Mountain pine beetles have devastated nearly 7 million acres of pine forests in Colorado, Wyoming, and South Dakota since 1996. And, that pales in comparison to the more than 40 million acres of pines lost in British Columbia. These stunning losses are a major wake-up call about just how rapidly climate change can transform our landscapes and how vulnerable our trees are.

NWF’s recent report Wildlife in a Warming World: Confronting the Climate Crisis details how wildlife and wild places across the nation are already dealing with climate change. As we celebrate the many wonderful ways trees touch our lives and benefit wildlife during this year’s National Wildlife Week, we also take a moment to step back and consider what climate change means for trees today and into the future.

Forests Facing New Climate Challenges

The trees that define the landscape in many parts of the United States are expected to undergo significant range shifts in the decades to come. As temperatures increase and patterns of rain/snow change, many tree species will have to find ways to adjust. And, this means that the birds, mammals, and other wildlife that depend on these forests will also have to adjust, not to mention the livelihoods and communities that are closely tied to the many services provided by the forests.

Here are a few examples of what climate change means for our forests:

  • In the Rockies, forests are facing major changes as a result of droughts, wildfires, and insect outbreaks, all fueled by the warming conditions. More than 6 million acres of pine forest in Colorado and Wyoming alone have been devastated by mountain pine beetle outbreaks, drastically affecting the heart of the region’s tourism industry.
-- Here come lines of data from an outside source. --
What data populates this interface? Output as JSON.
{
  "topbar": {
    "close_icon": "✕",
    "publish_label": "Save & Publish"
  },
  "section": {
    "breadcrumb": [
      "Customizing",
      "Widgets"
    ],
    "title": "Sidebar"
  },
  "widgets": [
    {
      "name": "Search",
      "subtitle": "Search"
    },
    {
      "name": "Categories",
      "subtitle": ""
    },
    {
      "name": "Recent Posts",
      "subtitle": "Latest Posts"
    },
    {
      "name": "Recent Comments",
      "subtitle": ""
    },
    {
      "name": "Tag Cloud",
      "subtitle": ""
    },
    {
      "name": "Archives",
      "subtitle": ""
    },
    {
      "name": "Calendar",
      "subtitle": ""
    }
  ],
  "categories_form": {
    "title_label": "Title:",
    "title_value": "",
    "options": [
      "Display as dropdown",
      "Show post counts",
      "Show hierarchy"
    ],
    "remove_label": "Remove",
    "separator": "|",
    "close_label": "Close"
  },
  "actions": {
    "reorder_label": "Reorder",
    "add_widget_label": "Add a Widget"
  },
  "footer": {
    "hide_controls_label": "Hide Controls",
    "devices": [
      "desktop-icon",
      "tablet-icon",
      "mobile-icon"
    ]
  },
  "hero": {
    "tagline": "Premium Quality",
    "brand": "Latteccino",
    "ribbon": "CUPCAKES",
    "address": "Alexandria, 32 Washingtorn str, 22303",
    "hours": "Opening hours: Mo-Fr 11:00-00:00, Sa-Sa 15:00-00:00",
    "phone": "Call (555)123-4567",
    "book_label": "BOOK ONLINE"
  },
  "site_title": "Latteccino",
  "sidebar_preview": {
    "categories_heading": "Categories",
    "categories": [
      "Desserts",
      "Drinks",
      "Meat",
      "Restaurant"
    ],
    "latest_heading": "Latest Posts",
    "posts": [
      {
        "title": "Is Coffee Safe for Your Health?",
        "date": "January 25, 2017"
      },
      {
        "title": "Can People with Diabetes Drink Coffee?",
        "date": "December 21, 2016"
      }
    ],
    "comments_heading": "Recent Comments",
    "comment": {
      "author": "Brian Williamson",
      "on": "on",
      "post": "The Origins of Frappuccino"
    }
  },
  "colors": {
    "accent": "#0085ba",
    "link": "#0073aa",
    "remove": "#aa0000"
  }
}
The loss of white-bark pine has wildlife managers worried about the impacts on wildlife—including grizzly bears—that depend on pine nuts as an important food source.
  • As the Southwest faces more intense and frequent megadroughts, chances are that we won’t be able to have forests in many of the places they are currently found. A recent study based on tree-ring analysis found that these megadroughts are now happening about 14 percent of the time, up from about 5 percent during the past 1000 years. If we keep polluting at the same rate, the Southwest could be in megadrought conditions 80 percent of the time during the second half of this century.
  • In Alaska, forests are already beginning to encroach on the tundra. Wildlife species that are specifically adapted to tundra conditions are especially at risk. For example the arctic fox is facing new competition from forest-adapted red foxes.
  • Climate change is projected to make parts of the Northwest much less suitable for many of the conifers for which the region is famous. In Washington State, for example, Douglas fir could be lost from over 32 percent of its current range.
  • In the Northeast, spruce-fir forests are expected to recede up mountain slopes as temperatures become too warm for their survival, to be replaced by oak-dominated forests. Eastern hemlock is expected to be lost across most of its U.S. range as warmer winter temperatures allow the destructive hemlock woody aldegid to survive and spread. Many wildlife species rely upon the year-round cover of these evergreen species.
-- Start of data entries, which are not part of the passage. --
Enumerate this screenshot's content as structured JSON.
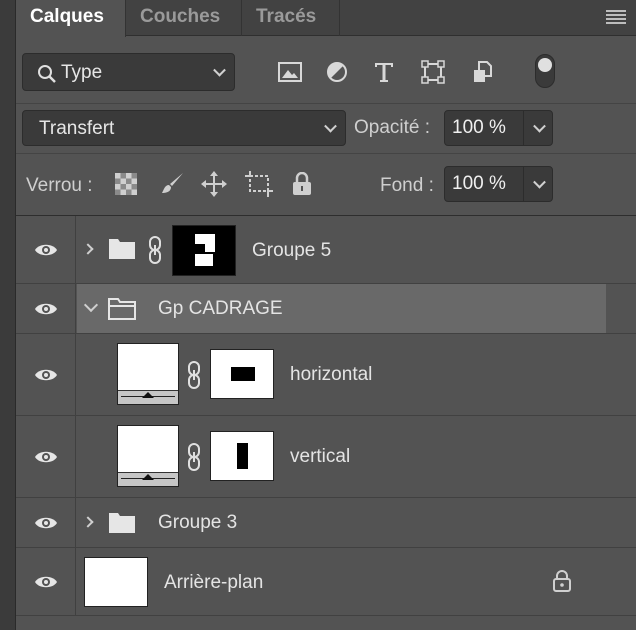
{
  "tabs": [
    {
      "label": "Calques",
      "active": true
    },
    {
      "label": "Couches",
      "active": false
    },
    {
      "label": "Tracés",
      "active": false
    }
  ],
  "panel_menu_icon": "hamburger-menu-icon",
  "filter": {
    "kind_label": "Type",
    "icons": [
      "image-filter-icon",
      "adjustment-filter-icon",
      "type-filter-icon",
      "shape-filter-icon",
      "smart-object-filter-icon"
    ],
    "toggle_state": "on"
  },
  "blend": {
    "mode": "Transfert",
    "opacity_label": "Opacité :",
    "opacity_value": "100 %"
  },
  "locks": {
    "label": "Verrou :",
    "icons": [
      "lock-transparency-icon",
      "lock-pixels-icon",
      "lock-position-icon",
      "lock-artboard-icon",
      "lock-all-icon"
    ],
    "fill_label": "Fond :",
    "fill_value": "100 %"
  },
  "layers": [
    {
      "name": "Groupe 5",
      "type": "group",
      "expanded": false,
      "has_mask": true,
      "visible": true
    },
    {
      "name": "Gp CADRAGE",
      "type": "group",
      "expanded": true,
      "selected": true,
      "visible": true
    },
    {
      "name": "horizontal",
      "type": "adjustment",
      "has_mask": true,
      "visible": true
    },
    {
      "name": "vertical",
      "type": "adjustment",
      "has_mask": true,
      "visible": true
    },
    {
      "name": "Groupe 3",
      "type": "group",
      "expanded": false,
      "visible": true
    },
    {
      "name": "Arrière-plan",
      "type": "background",
      "locked": true,
      "visible": true
    }
  ],
  "colors": {
    "panel_bg": "#535353",
    "selected_row": "#696969",
    "tab_bar": "#424242",
    "field_bg": "#3a3a3a"
  }
}
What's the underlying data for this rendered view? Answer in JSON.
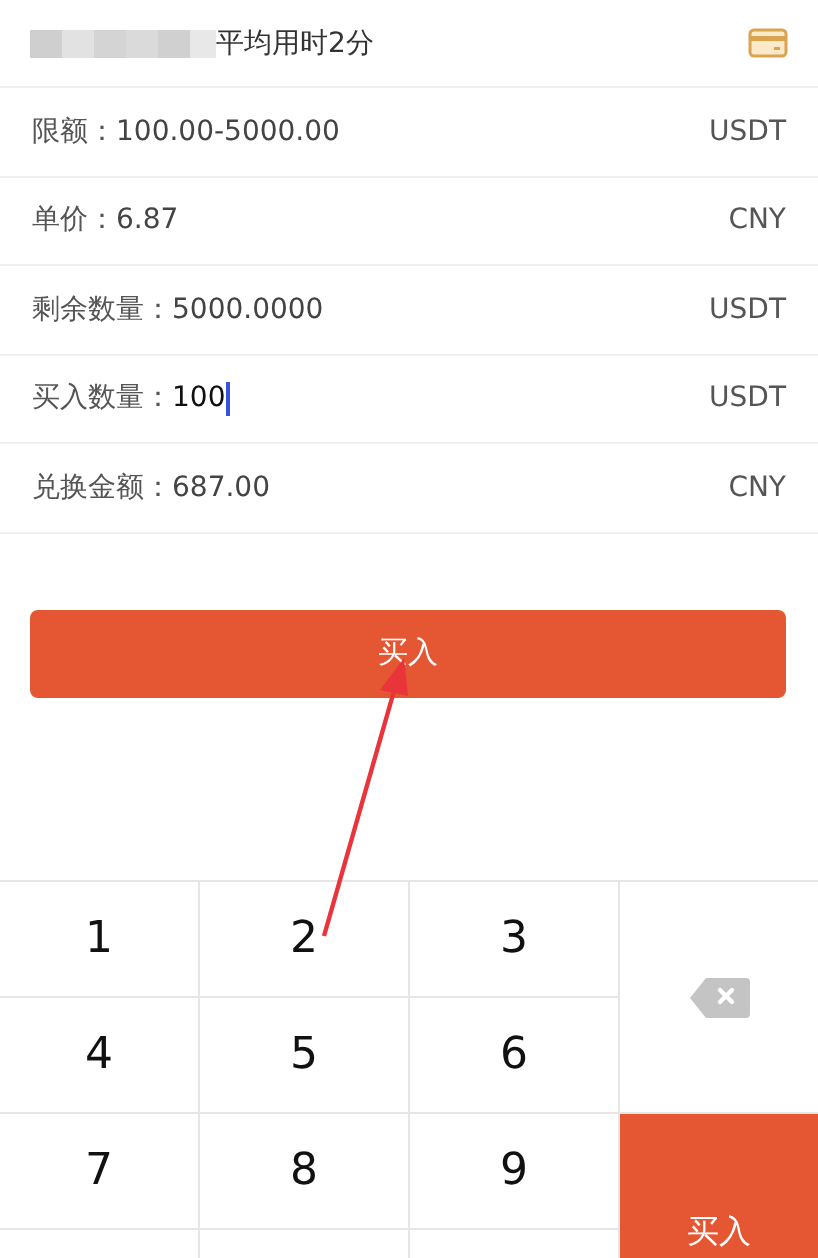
{
  "header": {
    "text": "平均用时2分"
  },
  "rows": [
    {
      "kind": "info",
      "label": "限额：",
      "value": "100.00-5000.00",
      "unit": "USDT"
    },
    {
      "kind": "info",
      "label": "单价：",
      "value": "6.87",
      "unit": "CNY"
    },
    {
      "kind": "info",
      "label": "剩余数量：",
      "value": "5000.0000",
      "unit": "USDT"
    },
    {
      "kind": "input",
      "label": "买入数量：",
      "value": "100",
      "unit": "USDT"
    },
    {
      "kind": "info",
      "label": "兑换金额：",
      "value": "687.00",
      "unit": "CNY"
    }
  ],
  "buy_button": "买入",
  "keypad": {
    "keys": [
      "1",
      "2",
      "3",
      "4",
      "5",
      "6",
      "7",
      "8",
      "9"
    ],
    "confirm": "买入"
  }
}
Conservation Approaches Branching Out, Too

Forest and wildlife managers are realizing that our approaches to conservation need to match the new challenges confronting our forests. When making plans for how and where we protect forests, we now need to think about possible shifts in forest ranges, changes in wildfire and pest outbreaks, and the impacts of more heat waves, droughts, and heavy rainfall events.

National Wildlife Federation is helping lead efforts to make conservation efforts climate-smart. For example, in a project to restore Ohio’s Black River, NWF made recommendations about which tree species to plant based on climate model projections of how tree ranges will shift. Our efforts with rural landowners in Alabama have helped them understand the value of longleaf pine as a native species that is more resilient to climate extremes than other pine species.

At the same time, conservationists, city planners, and water managers are looking to trees and forests as a way to increase the resiliency of our communities to climate change. Trees are critical infrastructure for cities and towns, and tree plantings, like those NWF is urging for National Wildlife Week, can help create more shade and reduce the need for air conditioning during heat waves. Healthy forests also help soak up heavy rainfall, reducing the likelihood of downstream floods while providing natural filtration for drinking water.

Don’t Forget Carbon Storage

When it comes to climate change, perhaps the most compelling reason to protect our forests and urban canopies is the crucial role trees play in removing carbon from the atmosphere and storing it for a long time. In fact, the regrowth of trees in the Northeast currently offsets about 16 percent of the nation’s carbon pollution from burning coal, oil, and gas.

Trees are a bigger part of the carbon pollution equation than many people realize.  That’s why NWF is working hard to fight deforestation in the Amazon and support forestry programs here at home. And, that’s why we hope that you’ll take a moment to plant a tree (or even better, a LOT of trees!) this year.